What's next? I'm getting married in June and believe I am done with school for now. I will be continuing my current internship at the Volpe Center in Cambridge for the rest of the summer. The Volpe Center is part of the U.S. Dept. of Transportation and has a small technical library. I do mostly cataloging, but I also assist with interlibrary loan and reference. (Note: The library will be looking for a new intern upon my departure.)
At the end of the summer, my partner and I are planning to move back to Maryland. I will be concentrating my job search in the Washington, DC, metro area. I hope to find a job in cataloging and metadata, preferably in a research-focused library like an academic, government, or other special library. I'm especially interested in working with science or engineering information resources and users.
Kenneth R. Shaffer Outstanding Student Award: Jan Day
Favorite classes: Professor Ross Harvey's Archiving and Preserving Digital Media (LIS 444) was a good mix of theory and practical application. It is the elective that I considered a personal core requirement.
GSLIS involvement: I was treasurer of SCoSAA from 2012 to 2013. I managed budgets, organized a few events, and worked with the co-chairs and other officers. I was also the facilitator for the post-master's certificate Digital Stewardship program under the direction of Professor Ross Harvey and the Simmons Online team. I attended two New England Archivists' conferences as a member and participated in the New England e-Science Symposium sponsored by UMass Medical School.
What's next? I'm a big believer that when you start on a path to earning an advanced degree in any field, you commit to a lifetime of learning. I would love to initiate or join research projects in the areas of big data, scientific data literacy and librarianship, internship ethics, and online learning in the information professions.
In the same vein, I am enrolled in two MOOCs for the summer. One is an introductory data science course and the other is a course about startups, because I have an idea for an archives-related business. Obtaining a second master's degree is not out of the question.
Like everyone else, I am actively looking for full-time archives work, although I have a couple of part-time consulting jobs lined up for the immediate future. My husband and I plan to return to Austin, Texas.
There are a lot of options on the horizon, and I feel that an information science degree will help me carve out a niche (or two, or three) in the world.
And knitting. I can't wait to finally get back to knitting.
Favorite classes: I had a number of favorite classes. Kathy Wisser's Metadata (LIS 445) and Archival Access and Use (LIS 441) were terrific. Cultural Heritage Informatics with Martha Mahard and Michèle Cloonan allowed for collaboration between students and amazing partner institutions. Donna Weber's Establishing Archives and Manuscripts Programs (LIS 442) focused on strategic planning and grant writing.

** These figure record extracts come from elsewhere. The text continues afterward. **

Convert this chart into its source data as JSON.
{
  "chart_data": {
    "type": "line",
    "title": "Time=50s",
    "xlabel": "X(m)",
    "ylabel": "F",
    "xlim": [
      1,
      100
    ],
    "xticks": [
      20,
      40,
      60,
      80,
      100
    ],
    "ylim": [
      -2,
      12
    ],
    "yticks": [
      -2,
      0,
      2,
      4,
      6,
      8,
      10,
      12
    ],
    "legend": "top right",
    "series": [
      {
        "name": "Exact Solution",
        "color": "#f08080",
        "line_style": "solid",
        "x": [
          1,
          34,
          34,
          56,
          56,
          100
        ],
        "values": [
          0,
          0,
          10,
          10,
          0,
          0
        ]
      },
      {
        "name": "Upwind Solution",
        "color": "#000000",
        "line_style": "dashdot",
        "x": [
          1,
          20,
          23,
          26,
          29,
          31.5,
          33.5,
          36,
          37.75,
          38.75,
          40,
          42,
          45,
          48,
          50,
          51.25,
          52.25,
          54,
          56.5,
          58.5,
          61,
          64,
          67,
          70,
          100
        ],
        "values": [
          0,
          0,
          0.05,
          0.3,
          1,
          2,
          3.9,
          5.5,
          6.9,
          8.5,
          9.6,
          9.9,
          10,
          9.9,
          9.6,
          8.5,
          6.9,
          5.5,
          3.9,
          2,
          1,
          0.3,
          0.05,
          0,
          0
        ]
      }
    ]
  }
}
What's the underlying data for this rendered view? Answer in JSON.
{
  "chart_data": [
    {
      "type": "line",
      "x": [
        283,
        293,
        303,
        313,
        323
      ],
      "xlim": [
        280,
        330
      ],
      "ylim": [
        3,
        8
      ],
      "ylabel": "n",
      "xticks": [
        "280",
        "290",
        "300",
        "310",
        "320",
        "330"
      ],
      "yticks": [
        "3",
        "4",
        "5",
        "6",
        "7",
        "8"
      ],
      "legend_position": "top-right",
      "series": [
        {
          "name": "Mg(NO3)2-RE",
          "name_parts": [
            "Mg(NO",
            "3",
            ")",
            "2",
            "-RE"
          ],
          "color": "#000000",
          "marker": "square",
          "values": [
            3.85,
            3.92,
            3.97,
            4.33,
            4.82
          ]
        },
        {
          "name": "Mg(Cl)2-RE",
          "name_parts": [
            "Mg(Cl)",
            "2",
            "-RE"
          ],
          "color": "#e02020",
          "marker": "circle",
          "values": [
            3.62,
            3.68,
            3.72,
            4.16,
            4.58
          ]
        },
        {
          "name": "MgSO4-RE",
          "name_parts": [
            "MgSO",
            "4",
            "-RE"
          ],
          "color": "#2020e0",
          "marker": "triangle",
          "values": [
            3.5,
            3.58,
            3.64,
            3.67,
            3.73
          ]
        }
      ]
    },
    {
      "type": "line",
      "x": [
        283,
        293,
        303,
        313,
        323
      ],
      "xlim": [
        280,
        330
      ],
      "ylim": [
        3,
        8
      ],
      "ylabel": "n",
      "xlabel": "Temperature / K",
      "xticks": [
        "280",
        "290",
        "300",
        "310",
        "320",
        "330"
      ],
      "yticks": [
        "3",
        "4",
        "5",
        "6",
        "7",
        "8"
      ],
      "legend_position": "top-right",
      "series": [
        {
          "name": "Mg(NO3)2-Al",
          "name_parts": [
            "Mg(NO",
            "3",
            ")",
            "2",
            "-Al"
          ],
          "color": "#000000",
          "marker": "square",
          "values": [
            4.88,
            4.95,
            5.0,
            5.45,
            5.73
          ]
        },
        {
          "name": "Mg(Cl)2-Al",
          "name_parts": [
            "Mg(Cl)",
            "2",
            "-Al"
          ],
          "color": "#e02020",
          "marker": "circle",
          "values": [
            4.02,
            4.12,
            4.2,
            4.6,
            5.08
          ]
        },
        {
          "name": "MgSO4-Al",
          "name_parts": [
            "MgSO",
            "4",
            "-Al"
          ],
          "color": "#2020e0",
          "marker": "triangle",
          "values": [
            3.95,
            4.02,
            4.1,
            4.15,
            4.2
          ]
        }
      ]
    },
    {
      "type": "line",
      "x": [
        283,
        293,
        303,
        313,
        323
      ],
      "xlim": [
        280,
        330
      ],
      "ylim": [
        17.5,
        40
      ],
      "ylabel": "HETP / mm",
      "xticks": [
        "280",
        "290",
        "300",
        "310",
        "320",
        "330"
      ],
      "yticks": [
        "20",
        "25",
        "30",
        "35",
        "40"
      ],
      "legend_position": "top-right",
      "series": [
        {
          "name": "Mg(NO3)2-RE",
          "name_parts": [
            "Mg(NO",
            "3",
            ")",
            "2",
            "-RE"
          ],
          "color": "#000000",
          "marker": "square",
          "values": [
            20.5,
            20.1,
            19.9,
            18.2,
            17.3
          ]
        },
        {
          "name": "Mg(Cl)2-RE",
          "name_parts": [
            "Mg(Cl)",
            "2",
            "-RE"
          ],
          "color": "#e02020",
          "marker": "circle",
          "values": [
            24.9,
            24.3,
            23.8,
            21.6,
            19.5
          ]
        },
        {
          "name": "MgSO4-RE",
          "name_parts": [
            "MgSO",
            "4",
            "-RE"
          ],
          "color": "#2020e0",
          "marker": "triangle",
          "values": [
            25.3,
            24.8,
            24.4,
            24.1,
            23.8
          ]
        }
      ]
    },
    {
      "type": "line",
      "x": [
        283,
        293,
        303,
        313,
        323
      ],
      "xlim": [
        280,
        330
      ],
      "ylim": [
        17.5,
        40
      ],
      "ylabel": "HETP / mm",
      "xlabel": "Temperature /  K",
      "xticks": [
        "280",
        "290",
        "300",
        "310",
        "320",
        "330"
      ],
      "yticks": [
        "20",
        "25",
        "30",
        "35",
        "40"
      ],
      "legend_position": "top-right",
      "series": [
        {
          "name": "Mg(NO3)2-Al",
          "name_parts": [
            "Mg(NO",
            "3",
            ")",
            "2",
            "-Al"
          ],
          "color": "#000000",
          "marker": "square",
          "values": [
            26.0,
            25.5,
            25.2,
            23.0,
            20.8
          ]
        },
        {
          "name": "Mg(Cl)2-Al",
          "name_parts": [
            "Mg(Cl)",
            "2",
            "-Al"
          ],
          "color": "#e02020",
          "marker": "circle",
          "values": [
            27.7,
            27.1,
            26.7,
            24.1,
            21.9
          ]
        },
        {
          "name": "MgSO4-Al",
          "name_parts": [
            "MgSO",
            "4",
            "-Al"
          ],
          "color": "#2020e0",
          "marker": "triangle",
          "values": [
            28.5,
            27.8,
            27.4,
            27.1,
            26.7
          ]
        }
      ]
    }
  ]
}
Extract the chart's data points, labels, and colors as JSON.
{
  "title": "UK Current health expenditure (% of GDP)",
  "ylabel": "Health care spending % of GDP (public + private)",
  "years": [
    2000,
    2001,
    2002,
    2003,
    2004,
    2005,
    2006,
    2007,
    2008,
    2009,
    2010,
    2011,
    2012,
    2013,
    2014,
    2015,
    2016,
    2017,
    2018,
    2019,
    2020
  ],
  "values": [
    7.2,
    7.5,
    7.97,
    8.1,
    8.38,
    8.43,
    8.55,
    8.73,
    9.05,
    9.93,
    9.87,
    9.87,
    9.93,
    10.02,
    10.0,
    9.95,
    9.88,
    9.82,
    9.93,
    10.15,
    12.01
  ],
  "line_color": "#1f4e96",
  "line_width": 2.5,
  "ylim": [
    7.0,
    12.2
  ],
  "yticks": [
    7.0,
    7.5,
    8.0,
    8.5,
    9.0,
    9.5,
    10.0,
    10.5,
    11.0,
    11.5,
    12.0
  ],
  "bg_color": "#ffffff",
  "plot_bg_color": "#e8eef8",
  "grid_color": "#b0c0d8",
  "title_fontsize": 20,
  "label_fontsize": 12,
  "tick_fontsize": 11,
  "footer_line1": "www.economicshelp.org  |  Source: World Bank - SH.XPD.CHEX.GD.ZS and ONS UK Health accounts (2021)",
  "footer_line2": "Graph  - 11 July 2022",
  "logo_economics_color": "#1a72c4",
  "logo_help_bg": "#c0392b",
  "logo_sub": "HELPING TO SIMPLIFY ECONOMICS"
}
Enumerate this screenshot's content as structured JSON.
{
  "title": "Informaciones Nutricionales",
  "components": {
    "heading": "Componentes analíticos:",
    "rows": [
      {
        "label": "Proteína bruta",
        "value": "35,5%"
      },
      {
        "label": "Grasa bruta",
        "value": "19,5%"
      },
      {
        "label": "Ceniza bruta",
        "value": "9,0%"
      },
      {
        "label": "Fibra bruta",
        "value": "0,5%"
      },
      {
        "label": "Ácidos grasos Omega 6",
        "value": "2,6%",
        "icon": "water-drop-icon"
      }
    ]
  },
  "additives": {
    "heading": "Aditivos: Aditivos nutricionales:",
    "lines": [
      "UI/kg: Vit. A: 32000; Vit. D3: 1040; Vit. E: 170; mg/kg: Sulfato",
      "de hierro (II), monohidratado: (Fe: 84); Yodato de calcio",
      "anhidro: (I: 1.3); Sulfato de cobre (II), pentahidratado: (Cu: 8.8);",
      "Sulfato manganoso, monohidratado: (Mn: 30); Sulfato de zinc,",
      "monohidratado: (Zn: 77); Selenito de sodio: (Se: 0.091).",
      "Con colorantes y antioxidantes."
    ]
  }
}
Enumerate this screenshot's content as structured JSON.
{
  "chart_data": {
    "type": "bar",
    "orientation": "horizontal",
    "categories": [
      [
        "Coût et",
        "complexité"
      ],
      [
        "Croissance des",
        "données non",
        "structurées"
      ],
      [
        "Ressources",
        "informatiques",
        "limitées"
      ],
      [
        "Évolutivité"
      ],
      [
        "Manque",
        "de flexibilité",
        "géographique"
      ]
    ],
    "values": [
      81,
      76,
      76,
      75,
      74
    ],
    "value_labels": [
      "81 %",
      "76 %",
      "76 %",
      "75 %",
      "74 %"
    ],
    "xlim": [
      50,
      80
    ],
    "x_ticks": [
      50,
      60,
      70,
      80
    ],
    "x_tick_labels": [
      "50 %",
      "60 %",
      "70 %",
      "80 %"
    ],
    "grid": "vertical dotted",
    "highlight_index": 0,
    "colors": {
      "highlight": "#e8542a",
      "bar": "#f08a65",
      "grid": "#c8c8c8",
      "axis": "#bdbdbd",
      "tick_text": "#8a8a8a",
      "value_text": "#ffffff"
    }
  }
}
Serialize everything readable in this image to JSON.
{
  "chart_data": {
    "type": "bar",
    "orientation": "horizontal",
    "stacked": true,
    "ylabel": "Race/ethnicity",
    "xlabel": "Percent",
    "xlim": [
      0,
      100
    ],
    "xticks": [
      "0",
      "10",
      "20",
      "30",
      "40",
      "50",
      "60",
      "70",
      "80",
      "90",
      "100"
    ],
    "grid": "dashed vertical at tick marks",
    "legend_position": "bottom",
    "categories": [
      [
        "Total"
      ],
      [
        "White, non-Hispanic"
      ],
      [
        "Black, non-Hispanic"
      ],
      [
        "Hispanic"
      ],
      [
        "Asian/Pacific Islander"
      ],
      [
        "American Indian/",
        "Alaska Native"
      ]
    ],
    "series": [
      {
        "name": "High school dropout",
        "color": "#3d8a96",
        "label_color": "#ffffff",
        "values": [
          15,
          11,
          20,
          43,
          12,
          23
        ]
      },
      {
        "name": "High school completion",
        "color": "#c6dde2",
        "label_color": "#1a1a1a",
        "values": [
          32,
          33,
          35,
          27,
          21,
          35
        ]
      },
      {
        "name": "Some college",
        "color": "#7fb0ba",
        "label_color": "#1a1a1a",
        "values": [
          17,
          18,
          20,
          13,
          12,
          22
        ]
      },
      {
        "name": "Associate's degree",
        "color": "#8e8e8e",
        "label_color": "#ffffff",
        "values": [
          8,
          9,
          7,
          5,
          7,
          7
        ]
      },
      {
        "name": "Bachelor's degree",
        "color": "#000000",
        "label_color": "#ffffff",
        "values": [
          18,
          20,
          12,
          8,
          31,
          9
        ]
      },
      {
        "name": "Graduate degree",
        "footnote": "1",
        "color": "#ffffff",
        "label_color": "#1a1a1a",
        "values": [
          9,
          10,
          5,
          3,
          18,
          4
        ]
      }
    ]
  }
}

GSLIS involvement: I was the secretary of SCoSAA from 2011 to 2012. In addition, I was treasurer from 2010 to 2011 and president from 2011 to 2012 of Panopticon. Working in leadership roles with Panopticon was one of my most rewarding experiences at GSLIS. I also conducted research, which I presented at the 2012 SAA Annual Meeting with my graduate cohort. The research led to the founding of the U.S. chapter of Archivists without Borders by me, Amanda Strauss, Erin Faulder, Joel Blanco-Rivera, Mario Ramirez, and Adam Zimmerli.
What's next? I have accepted a position at UCLA Library Special Collections as a project manager for a digital platform for the centennial of the Los Angeles Aquaduct. In addition, I have been preparing for conference presentations at the upcoming New York Archives Conference and the SAA Annual Meeting. I also continued work with the U.S. chapter of Archives without Borders, the Displaced Archives Project, and the SAA Human Rights Archives Roundtable.